PALANGKA RAYA – Pemerintah Provinsi Kalimantan Tengah (Kalteng) berharap Palangka Raya Fair menjadi contoh bagi pemerintah kabupaten dalam mengembangkan usaha mikro, kecil, dan menengah (UMKM).
Hal itu disampaikan Staf Ahli Gubernur Kalteng Bidang Ekonomi, Keuangan, dan Pembangunan, Yuas Elko, saat menghadiri pembukaan Palangka Raya Fair 2026 di Halaman GOR Indoor Serbaguna, Palangka Raya, Jumat malam, 17 Juli 2026.

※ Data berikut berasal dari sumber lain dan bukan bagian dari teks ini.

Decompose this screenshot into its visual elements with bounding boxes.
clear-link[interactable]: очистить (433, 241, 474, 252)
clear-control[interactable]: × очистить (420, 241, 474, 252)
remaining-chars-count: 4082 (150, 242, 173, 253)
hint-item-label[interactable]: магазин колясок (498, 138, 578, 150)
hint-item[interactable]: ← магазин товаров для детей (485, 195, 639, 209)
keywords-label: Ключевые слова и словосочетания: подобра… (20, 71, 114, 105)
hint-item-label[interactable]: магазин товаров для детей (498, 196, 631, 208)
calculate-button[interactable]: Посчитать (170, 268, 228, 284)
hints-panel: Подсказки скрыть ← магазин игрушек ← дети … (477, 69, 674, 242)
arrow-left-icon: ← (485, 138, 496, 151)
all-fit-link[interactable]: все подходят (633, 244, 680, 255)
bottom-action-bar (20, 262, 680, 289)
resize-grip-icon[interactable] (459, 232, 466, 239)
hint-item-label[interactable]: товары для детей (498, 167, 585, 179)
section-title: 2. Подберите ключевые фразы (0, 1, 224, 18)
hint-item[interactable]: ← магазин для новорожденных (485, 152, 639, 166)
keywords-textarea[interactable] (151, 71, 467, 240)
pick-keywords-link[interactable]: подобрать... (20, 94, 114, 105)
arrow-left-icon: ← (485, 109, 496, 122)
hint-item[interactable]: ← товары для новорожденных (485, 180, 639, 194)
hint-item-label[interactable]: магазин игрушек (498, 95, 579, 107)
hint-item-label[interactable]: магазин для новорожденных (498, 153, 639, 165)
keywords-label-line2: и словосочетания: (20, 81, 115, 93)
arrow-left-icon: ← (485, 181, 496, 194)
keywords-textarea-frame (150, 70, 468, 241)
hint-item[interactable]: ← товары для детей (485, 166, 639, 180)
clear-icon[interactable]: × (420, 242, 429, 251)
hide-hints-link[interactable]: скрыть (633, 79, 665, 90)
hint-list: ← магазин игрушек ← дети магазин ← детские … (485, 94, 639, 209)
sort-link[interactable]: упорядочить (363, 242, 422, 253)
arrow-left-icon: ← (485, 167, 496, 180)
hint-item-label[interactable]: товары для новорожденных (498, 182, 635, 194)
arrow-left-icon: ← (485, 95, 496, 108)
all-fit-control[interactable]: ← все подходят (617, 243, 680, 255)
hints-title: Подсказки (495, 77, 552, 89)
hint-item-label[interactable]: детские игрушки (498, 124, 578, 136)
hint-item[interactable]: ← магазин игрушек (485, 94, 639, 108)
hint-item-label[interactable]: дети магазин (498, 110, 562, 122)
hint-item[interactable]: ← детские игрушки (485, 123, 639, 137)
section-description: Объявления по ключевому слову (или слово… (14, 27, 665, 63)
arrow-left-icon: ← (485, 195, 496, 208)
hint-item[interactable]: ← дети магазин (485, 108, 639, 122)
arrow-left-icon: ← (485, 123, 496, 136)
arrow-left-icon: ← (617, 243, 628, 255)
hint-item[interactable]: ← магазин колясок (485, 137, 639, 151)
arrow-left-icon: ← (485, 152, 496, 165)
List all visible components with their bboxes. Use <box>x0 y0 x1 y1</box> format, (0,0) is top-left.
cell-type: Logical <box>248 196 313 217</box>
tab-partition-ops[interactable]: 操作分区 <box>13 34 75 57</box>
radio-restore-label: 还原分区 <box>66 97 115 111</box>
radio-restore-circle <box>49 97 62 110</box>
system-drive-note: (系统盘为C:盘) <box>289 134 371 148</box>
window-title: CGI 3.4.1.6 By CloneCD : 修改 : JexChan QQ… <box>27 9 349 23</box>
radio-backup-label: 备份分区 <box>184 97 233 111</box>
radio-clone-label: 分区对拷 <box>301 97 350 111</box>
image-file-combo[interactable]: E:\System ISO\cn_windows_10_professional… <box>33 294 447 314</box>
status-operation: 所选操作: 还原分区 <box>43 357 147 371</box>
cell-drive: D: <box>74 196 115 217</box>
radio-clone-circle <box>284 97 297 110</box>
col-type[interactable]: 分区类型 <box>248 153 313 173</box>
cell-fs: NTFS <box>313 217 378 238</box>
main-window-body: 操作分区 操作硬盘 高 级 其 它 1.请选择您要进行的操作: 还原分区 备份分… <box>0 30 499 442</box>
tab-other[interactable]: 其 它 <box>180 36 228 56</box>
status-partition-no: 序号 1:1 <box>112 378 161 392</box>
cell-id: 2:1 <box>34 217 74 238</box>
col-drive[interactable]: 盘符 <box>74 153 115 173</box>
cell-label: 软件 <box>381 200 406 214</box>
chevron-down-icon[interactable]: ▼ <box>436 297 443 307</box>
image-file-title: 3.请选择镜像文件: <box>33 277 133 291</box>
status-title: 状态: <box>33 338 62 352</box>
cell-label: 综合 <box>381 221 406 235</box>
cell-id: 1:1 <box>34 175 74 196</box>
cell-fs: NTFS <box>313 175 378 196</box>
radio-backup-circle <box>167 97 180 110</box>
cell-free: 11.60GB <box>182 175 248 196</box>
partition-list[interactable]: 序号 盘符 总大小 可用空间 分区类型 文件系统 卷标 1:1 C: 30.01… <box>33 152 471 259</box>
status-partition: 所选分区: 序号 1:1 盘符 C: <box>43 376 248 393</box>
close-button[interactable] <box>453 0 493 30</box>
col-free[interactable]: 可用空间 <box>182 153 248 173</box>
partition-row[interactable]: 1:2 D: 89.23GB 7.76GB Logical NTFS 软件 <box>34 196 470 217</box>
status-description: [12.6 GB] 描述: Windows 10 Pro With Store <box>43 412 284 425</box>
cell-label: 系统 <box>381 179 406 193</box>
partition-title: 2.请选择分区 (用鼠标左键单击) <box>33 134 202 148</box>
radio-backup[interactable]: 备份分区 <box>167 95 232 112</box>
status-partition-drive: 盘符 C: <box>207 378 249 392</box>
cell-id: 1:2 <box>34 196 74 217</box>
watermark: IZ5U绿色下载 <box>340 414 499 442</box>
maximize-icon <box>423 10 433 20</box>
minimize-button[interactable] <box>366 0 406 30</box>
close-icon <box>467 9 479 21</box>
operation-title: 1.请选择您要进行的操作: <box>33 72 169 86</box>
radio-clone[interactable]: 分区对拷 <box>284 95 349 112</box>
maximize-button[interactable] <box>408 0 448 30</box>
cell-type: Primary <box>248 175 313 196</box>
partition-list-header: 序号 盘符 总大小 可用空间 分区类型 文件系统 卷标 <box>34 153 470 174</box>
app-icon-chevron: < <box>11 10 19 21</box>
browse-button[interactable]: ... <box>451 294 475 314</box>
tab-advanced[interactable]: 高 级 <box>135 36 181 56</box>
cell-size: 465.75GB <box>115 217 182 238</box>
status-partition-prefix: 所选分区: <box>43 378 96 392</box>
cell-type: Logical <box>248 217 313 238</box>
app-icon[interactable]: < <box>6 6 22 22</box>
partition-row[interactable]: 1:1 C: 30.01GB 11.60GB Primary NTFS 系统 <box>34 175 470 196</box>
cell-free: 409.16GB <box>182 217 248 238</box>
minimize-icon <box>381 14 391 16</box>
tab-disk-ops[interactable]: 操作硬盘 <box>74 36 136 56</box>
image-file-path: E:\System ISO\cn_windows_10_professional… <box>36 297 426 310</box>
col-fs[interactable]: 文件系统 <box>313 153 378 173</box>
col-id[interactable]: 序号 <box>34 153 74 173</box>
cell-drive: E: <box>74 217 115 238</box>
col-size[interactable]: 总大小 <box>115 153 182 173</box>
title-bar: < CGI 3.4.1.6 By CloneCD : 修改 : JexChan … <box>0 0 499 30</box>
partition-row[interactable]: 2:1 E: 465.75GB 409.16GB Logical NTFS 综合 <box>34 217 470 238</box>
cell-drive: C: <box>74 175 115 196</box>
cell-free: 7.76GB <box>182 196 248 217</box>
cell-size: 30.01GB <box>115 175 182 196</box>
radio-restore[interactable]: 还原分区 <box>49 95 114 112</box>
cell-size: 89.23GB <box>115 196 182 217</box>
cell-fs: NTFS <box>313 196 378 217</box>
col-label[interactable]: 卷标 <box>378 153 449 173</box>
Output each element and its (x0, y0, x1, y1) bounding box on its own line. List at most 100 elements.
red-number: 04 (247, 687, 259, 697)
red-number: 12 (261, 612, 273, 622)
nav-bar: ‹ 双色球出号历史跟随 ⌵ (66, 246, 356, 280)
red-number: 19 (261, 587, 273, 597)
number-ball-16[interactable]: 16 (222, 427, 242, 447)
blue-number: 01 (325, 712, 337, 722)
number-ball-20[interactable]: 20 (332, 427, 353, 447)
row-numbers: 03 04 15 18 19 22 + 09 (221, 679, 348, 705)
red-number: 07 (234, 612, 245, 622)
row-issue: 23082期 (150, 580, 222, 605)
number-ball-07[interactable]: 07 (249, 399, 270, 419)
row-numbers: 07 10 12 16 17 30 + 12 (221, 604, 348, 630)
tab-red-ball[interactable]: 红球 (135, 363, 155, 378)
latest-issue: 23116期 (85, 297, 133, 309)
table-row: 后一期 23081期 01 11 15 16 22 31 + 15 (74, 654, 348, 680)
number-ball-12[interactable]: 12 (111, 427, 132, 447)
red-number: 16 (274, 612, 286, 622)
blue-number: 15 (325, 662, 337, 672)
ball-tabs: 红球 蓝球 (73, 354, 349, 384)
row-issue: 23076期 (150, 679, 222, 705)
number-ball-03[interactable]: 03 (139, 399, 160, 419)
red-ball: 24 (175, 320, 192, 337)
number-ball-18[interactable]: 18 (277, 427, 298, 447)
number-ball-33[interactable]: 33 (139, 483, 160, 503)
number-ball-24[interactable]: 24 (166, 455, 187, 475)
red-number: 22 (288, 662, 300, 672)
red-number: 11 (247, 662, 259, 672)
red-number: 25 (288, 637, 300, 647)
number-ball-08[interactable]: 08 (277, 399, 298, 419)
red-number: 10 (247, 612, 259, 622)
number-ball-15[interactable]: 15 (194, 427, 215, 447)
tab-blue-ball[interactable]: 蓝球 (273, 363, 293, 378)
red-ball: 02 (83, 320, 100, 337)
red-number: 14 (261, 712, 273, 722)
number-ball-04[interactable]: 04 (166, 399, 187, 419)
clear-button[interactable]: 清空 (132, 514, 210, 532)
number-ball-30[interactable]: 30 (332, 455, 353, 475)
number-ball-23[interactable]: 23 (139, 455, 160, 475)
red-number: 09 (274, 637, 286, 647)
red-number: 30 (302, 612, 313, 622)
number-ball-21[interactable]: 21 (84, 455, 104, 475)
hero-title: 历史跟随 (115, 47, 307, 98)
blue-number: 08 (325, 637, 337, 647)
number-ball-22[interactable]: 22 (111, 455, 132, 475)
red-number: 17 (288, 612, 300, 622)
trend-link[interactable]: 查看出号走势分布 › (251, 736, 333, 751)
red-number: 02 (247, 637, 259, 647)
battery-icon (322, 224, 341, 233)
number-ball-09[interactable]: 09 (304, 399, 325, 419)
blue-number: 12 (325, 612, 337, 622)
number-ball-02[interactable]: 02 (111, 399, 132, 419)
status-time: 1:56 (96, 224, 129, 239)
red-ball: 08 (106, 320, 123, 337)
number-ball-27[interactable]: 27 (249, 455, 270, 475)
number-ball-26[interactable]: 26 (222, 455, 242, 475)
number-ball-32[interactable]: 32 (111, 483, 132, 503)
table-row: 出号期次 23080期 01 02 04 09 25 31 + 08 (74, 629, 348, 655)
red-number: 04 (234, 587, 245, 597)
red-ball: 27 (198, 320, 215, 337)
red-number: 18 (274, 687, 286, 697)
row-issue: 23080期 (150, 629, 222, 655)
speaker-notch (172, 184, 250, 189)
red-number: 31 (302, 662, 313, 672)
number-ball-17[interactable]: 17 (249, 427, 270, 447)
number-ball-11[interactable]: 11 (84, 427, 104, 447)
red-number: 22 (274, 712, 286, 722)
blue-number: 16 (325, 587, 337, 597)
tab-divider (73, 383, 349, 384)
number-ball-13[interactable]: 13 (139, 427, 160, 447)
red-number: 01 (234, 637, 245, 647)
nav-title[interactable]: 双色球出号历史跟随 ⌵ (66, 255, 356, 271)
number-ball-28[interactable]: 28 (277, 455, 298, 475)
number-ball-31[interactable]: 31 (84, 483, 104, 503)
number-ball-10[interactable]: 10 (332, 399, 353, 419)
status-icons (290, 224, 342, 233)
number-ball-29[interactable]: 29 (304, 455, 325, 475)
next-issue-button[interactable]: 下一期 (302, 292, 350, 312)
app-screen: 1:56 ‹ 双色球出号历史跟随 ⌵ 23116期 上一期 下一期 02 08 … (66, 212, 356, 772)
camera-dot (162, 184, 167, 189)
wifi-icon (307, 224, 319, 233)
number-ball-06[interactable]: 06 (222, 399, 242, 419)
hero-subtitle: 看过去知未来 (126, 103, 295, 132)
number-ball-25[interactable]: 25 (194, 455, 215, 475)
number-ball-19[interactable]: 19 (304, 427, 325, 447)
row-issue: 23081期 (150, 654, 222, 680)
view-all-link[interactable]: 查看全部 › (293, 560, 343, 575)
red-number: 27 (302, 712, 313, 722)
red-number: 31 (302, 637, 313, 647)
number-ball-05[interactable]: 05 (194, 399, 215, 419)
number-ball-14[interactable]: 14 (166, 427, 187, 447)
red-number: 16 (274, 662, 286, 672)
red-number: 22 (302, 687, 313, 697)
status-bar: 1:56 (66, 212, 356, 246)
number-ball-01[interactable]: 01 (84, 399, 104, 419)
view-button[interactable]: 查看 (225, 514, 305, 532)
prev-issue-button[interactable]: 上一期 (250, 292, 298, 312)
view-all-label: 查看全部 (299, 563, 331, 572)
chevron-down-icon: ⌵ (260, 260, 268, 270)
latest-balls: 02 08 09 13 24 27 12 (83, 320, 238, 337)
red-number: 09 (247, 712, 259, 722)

Menurut Yuas, kegiatan serupa perlu digelar di daerah lain karena mampu menjadi sarana promosi produk lokal sekaligus menggerakkan perekonomian masyarakat.
“Pemerintah Provinsi Kalteng berharap kegiatan seperti ini juga dapat dilaksanakan oleh pemerintah kabupaten lainnya,” ujarnya.
Ia menilai Palangka Raya Fair tidak hanya membuka peluang pemasaran bagi pelaku UMKM, tetapi juga berkontribusi dalam menjaga stabilitas harga melalui meningkatnya aktivitas perdagangan.
“Selain menggerakkan perekonomian masyarakat, kegiatan ini juga menjadi bagian dari upaya pengendalian inflasi agar tetap stabil,” katanya.
Yuas menambahkan, penyelenggaraan Palangka Raya Fair memberikan ruang bagi pelaku UMKM untuk memperkenalkan produk unggulan sekaligus meningkatkan daya saing usahanya.
“Kegiatan ini sangat baik karena menjadi bagian dari promosi dan upaya menghidupkan UMKM. Harapannya, UMKM kita semakin bangkit sehingga masyarakat dapat menikmati dan berbelanja produk-produk lokal,” pungkasnya.
Untuk diketahui, Palangka Raya Fair 2026 berlangsung pada 17 hingga 21 Juli 2026 dengan melibatkan 315 stan dari berbagai pelaku usaha, instansi, dan organisasi.